Autism spectrum disorder (ASD) is frequently accompanied by sensory and motor abnormalities, including impaired balance, postural control, and spatial orientation, that are often attributed largely to altered central circuitry. Emerging evidence, however, suggests that peripheral sensory dysfunction can also shape ASD related behavioral phenotypes. Here, we tested whether loss of the ASD associated gene Cntnap2/Caspr2 alters vestibular signaling in Cntnap2-/- mice. Developmental transcriptomic analysis showed that Cntnap2 is expressed in vestibular sensory organs and increases during the first postnatal month, coincident with vestibular pathway maturation. Vestibular sensory evoked potentials revealed reduced response amplitudes and prolonged latencies in Cntnap2-/- mice, indicating impaired peripheral afferent responses to transient linear acceleration. Cntnap2-/- mice also showed delayed contact righting, reduced ocular counter roll, and increased hindlimb slips and compensatory tail excursions during balance beam walking, whereas rotational vestibulo-ocular reflex gain and phase were preserved.
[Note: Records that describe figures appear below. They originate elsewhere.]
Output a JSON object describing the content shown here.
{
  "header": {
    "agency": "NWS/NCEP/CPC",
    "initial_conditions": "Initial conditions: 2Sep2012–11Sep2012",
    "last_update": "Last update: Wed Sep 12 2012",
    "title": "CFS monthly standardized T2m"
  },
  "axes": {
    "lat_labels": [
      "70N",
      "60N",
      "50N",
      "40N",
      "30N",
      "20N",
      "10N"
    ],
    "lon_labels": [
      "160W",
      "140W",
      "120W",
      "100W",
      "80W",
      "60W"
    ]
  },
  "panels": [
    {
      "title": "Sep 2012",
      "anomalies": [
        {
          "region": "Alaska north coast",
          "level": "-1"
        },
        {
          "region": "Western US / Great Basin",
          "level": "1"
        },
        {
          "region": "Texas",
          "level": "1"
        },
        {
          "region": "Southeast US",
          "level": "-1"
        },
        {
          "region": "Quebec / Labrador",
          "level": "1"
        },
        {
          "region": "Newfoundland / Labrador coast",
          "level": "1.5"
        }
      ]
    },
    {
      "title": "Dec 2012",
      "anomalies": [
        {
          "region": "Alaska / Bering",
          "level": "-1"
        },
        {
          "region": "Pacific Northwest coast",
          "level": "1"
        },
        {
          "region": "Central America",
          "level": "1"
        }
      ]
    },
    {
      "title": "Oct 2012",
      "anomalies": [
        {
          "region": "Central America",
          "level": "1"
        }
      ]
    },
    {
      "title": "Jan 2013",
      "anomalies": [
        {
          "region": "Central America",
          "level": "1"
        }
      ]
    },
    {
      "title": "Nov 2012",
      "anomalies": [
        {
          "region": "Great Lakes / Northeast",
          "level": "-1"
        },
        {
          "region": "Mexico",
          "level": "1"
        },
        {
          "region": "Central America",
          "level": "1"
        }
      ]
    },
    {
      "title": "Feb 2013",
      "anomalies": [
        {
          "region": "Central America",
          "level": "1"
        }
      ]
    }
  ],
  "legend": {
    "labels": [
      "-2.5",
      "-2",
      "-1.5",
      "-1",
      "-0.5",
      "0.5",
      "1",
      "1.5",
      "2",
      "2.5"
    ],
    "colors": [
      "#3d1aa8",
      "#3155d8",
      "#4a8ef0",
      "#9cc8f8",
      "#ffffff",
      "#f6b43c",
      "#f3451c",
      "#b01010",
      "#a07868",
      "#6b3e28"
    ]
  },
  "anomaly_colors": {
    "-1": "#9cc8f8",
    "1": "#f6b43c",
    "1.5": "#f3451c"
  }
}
These vestibular and balance abnormalities were accompanied by reduced novel arm preference in the Y maze and severe impairment of Barnes maze acquisition, consistent with impaired spatial learning. Together, these findings identify Cntnap2/Caspr2 as a regulator of vestibular sensory signaling and support a model in which disrupted peripheral vestibular input, likely acting together with central effects of Cntnap2 loss, contributes to sensorimotor and spatial cognitive phenotypes relevant to ASD.